For this reason, we’ve made ‘collaboration’ a founding principle of our airline solutions. Our Altéa suite, for example, is designed to deliver a common core functionality to a community of airlines as an alternative to high cost, on-going IT development within each airline, while we’ve made our Amadeus Airline Platform an open system to allow third parties and start-ups to develop on top of Amadeus technology. Crucially, this helps to fast-track development from concept to market, which is more important than ever in the current climate.

4. Flexible cancellation, rebooking and revenue management

Finally, reassuring travellers of the ease of cancellation and rebooking will be critical to tempting people back to frequent flying in the COVID era. Again, having a smart inventory management system is the key to making the cancellation and rebooking process as easy and seamless as possible for sales partners and the end customer.

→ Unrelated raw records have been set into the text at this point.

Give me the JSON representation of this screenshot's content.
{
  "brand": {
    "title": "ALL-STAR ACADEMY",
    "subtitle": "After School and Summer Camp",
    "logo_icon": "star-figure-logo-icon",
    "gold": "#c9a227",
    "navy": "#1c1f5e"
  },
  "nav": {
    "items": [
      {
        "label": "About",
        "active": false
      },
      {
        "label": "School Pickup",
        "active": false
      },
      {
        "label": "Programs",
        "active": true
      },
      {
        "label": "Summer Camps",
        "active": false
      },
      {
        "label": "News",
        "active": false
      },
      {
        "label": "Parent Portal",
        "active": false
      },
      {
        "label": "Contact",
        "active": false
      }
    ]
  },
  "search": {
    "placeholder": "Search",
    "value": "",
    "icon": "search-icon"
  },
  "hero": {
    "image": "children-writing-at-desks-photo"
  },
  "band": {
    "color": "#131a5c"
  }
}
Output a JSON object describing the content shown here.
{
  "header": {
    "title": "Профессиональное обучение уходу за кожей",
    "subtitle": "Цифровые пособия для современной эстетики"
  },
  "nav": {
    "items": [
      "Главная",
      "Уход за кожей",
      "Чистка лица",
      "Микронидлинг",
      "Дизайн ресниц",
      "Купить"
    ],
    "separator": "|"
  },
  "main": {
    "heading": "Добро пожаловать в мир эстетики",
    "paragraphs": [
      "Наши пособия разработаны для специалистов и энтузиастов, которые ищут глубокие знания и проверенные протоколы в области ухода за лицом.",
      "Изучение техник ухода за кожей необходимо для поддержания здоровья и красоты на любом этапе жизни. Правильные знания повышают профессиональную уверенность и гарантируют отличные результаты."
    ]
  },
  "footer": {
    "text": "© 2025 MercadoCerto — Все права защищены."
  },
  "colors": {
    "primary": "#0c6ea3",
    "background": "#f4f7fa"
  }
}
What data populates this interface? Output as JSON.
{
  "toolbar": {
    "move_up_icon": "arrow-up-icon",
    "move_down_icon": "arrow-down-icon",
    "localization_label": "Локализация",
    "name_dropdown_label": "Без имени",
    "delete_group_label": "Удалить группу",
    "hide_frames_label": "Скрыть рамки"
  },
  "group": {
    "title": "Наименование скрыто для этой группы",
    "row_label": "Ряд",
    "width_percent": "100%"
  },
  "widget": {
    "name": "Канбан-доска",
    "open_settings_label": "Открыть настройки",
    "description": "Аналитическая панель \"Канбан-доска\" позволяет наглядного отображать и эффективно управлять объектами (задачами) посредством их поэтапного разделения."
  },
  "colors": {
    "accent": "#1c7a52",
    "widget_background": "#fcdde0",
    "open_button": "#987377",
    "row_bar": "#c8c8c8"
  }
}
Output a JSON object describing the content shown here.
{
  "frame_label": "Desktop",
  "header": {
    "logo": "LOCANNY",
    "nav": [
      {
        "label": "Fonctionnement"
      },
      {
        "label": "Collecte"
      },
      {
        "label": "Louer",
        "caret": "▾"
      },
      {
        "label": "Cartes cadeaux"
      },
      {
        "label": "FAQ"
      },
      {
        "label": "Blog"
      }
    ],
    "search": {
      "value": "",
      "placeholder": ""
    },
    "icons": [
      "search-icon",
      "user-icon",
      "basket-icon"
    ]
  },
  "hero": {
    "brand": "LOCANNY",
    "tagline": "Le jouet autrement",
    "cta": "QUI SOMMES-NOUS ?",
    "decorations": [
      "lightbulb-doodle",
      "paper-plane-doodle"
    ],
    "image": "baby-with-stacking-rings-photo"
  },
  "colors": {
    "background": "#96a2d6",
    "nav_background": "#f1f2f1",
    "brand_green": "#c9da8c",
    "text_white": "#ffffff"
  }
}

This includes using advanced availability management techniques, dynamic customer identification and sophisticated airline policy controls to automate flight schedules, codeshare agreements, re-accommodation and seating. This helps maximize airline network yield, increasing revenues and improving efficiency.

Carriers could also consider turning any under-capacity issues into a positive by making it easier for their customers to redeem existing reward points, as another way to tempt travelers back to flying and engender long-term loyalty.

Flexible, state of the art revenue management will also be critical for airlines to move quickly to recovery; shifting away from models that use historical data in favour of real-time demand analysis and use of merchandising techniques to shape hyper-relevant offers. Airlines will need to be more responsive to fast-changing consumer behaviour and the fact that booking lead times are getting much shorter.

For this reason, we have incorporated artificial intelligence and machine learning algorithms into our revenue management solutions. This allows an airline to build models where there is no precedent upon which to rely and quickly identify patterns of recovery at different market, country and route levels, permitting airline partners to seize opportunities as they emerge.

Ultimately, despite the aviation industry navigating its greatest challenge to date, airlines can still use this time to prepare for the future. And as some airlines in our region have recently demonstrated, there are still opportunities for those that can adapt to the new operating environment, too.

Flexibility should be the cornerstone of all carriers’ mid-term plans – building in a greater level of agility than ever before so that technology, systems and staff can respond quickly as the situation inevitably continues to change.

Cyril Tetaz is Amadeus Executive Vice President Airlines, Asia Pacific.